Alright, so as most of you are probably aware, we need sleep. Badly. Without sleep, our bodies don’t have the defenses and functions that we need throughout the day. Sleep deprivation impairs our ability to pay attention, retain information, and concentrate, which is why sleep is especially crucial for those of you in high school and college. So, to put things in perspective, let’s start with some facts about sleep deprivation.

  • Lack of sleep kicks up levels of anxiety and depression, and affects the way we process emotions
  • It disrupts our body’s natural clock (officially called Circadian Rhythm),
  • 60 million Americans (and counting) have some type of chronic sleep disorder
  • Only sleeping 5-6 hours a night leads to an increased risk of higher blood pressure
  • 87% of high school students get less than the recommended amount of sleep, and ther amount they get is decreasing
  • College students normally get between 6-6.5 hours of sleep a night, an hour and a half below the recommended amount of sleep


  • Higher blood pressure
  • An increased risk of stroke
  • Unhealthy cravings (sleep maintains the hormones that make you feel hungry, ghrelin, or full, leptin).
  • Increased risk of blood pressure
  • Higher injury risk
  • Getting sick (our immune systems don’t run properly when we are sleep deprived)
  • Moodiness
  • Impaired problem solving, reasoning, and alertness
  • Decreased academic performance
  • Increased car accidents because of drowsiness
  • Increased weight gain
  • Death

That’s right. A lack of sleep can ultimately lead to death.
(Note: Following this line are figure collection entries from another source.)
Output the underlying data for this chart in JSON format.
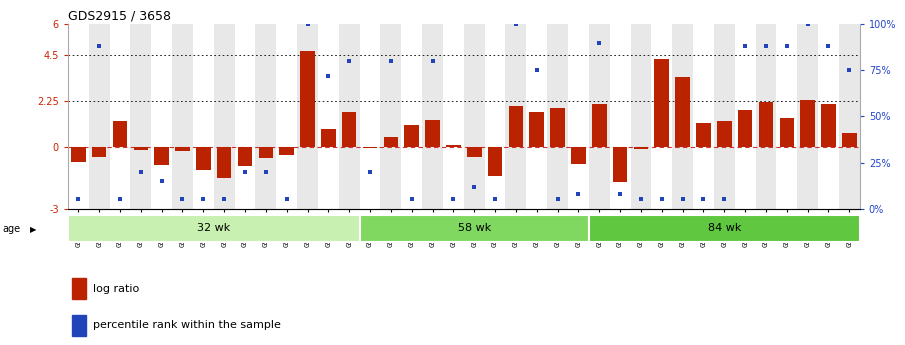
{
  "title": "GDS2915 / 3658",
  "samples": [
    "GSM97277",
    "GSM97278",
    "GSM97279",
    "GSM97280",
    "GSM97281",
    "GSM97282",
    "GSM97283",
    "GSM97284",
    "GSM97285",
    "GSM97286",
    "GSM97287",
    "GSM97288",
    "GSM97289",
    "GSM97290",
    "GSM97291",
    "GSM97292",
    "GSM97293",
    "GSM97294",
    "GSM97295",
    "GSM97296",
    "GSM97297",
    "GSM97298",
    "GSM97299",
    "GSM97300",
    "GSM97301",
    "GSM97302",
    "GSM97303",
    "GSM97304",
    "GSM97305",
    "GSM97306",
    "GSM97307",
    "GSM97308",
    "GSM97309",
    "GSM97310",
    "GSM97311",
    "GSM97312",
    "GSM97313",
    "GSM97314"
  ],
  "log_ratio": [
    -0.7,
    -0.5,
    1.3,
    -0.15,
    -0.85,
    -0.2,
    -1.1,
    -1.5,
    -0.9,
    -0.55,
    -0.4,
    4.7,
    0.9,
    1.7,
    -0.05,
    0.5,
    1.1,
    1.35,
    0.1,
    -0.5,
    -1.4,
    2.0,
    1.7,
    1.9,
    -0.8,
    2.1,
    -1.7,
    -0.1,
    4.3,
    3.4,
    1.2,
    1.3,
    1.8,
    2.2,
    1.4,
    2.3,
    2.1,
    0.7
  ],
  "percentile": [
    5,
    88,
    5,
    20,
    15,
    5,
    5,
    5,
    20,
    20,
    5,
    100,
    72,
    80,
    20,
    80,
    5,
    80,
    5,
    12,
    5,
    100,
    75,
    5,
    8,
    90,
    8,
    5,
    5,
    5,
    5,
    5,
    88,
    88,
    88,
    100,
    88,
    75
  ],
  "groups": [
    {
      "label": "32 wk",
      "start": 0,
      "end": 14,
      "color": "#c8f0b0"
    },
    {
      "label": "58 wk",
      "start": 14,
      "end": 25,
      "color": "#80d860"
    },
    {
      "label": "84 wk",
      "start": 25,
      "end": 38,
      "color": "#60c840"
    }
  ],
  "ylim_left": [
    -3,
    6
  ],
  "ylim_right": [
    0,
    100
  ],
  "yticks_left": [
    -3,
    0,
    2.25,
    4.5,
    6
  ],
  "ytick_labels_left": [
    "-3",
    "0",
    "2.25",
    "4.5",
    "6"
  ],
  "yticks_right": [
    0,
    25,
    50,
    75,
    100
  ],
  "ytick_labels_right": [
    "0%",
    "25%",
    "50%",
    "75%",
    "100%"
  ],
  "hlines": [
    4.5,
    2.25
  ],
  "bar_color": "#bb2200",
  "dot_color": "#2244bb",
  "zero_line_color": "#cc3333",
  "plot_bg": "#ffffff",
  "fig_bg": "#ffffff",
  "xtick_bg_odd": "#e8e8e8",
  "xtick_bg_even": "#ffffff"
}
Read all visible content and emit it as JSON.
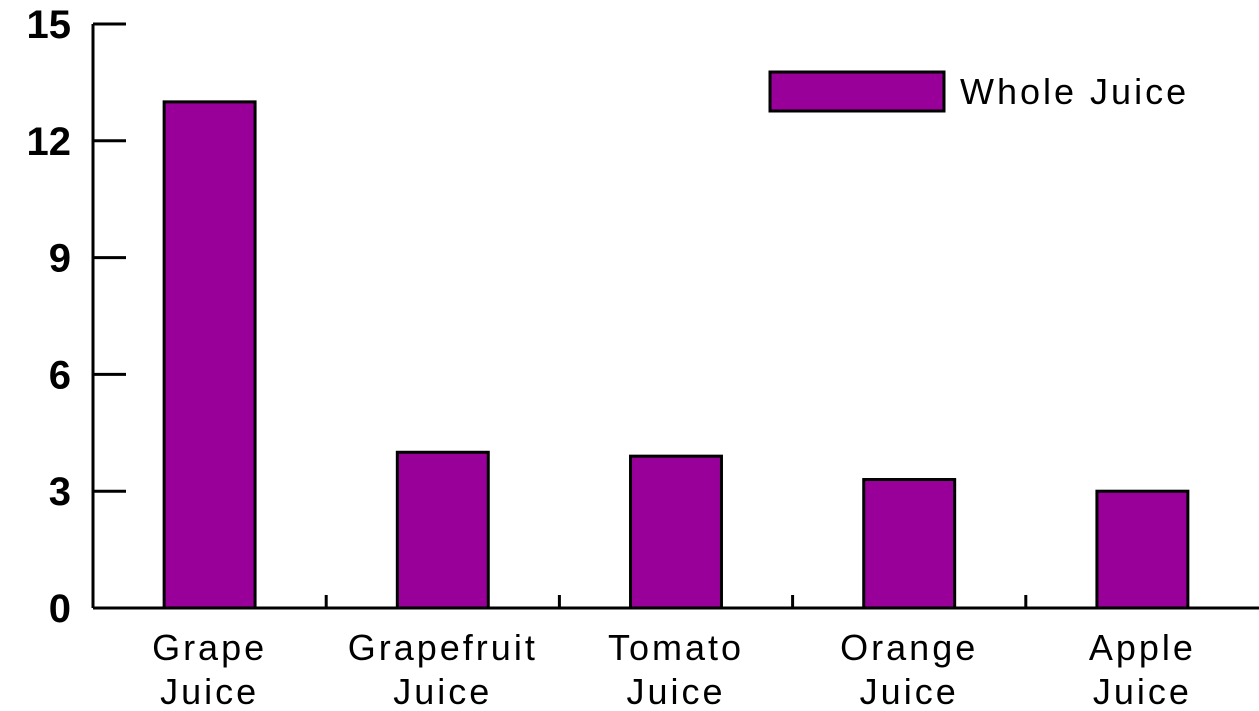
{
  "chart_data": {
    "type": "bar",
    "categories": [
      "Grape Juice",
      "Grapefruit Juice",
      "Tomato Juice",
      "Orange Juice",
      "Apple Juice"
    ],
    "category_lines": [
      [
        "Grape",
        "Juice"
      ],
      [
        "Grapefruit",
        "Juice"
      ],
      [
        "Tomato",
        "Juice"
      ],
      [
        "Orange",
        "Juice"
      ],
      [
        "Apple",
        "Juice"
      ]
    ],
    "series": [
      {
        "name": "Whole Juice",
        "values": [
          13.0,
          4.0,
          3.9,
          3.3,
          3.0
        ],
        "color": "#990099"
      }
    ],
    "ylim": [
      0,
      15
    ],
    "yticks": [
      "0",
      "3",
      "6",
      "9",
      "12",
      "15"
    ],
    "title": "",
    "xlabel": "",
    "ylabel": "",
    "grid": false,
    "legend_position": "top-right"
  }
}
So, what can we do about it? Here are some tips for sleeping well.

  • Avoid caffeine 3-4 hours before you go to sleep, and avoid eating right before bed.
  • Limit use of electronics at least 30 minutes before you go to sleep.
  • Keep a constant sleep schedule. Try to go to sleep and wake up at the same time each day.
  • Manage and time your naps well. They actually make falling asleep at night harder, leading to even worse sleep deprivation!
  • Avoid watching TV right before bed.
  • Keep the room totally dark, if you can.
  • Get regular exercise. People who exercise regularly feel less sleepy during the day and sleep much better at night.
  • If you’re having trouble sleeping, take deep, slow breaths.
  • Read a book, or listen to an audiobook.
  • Listen to calming music.
  • Keep your room cool, if you can.
  • Make sure your bed is comfortable.

Thanks for reading! And may all of your sleeps be peaceful.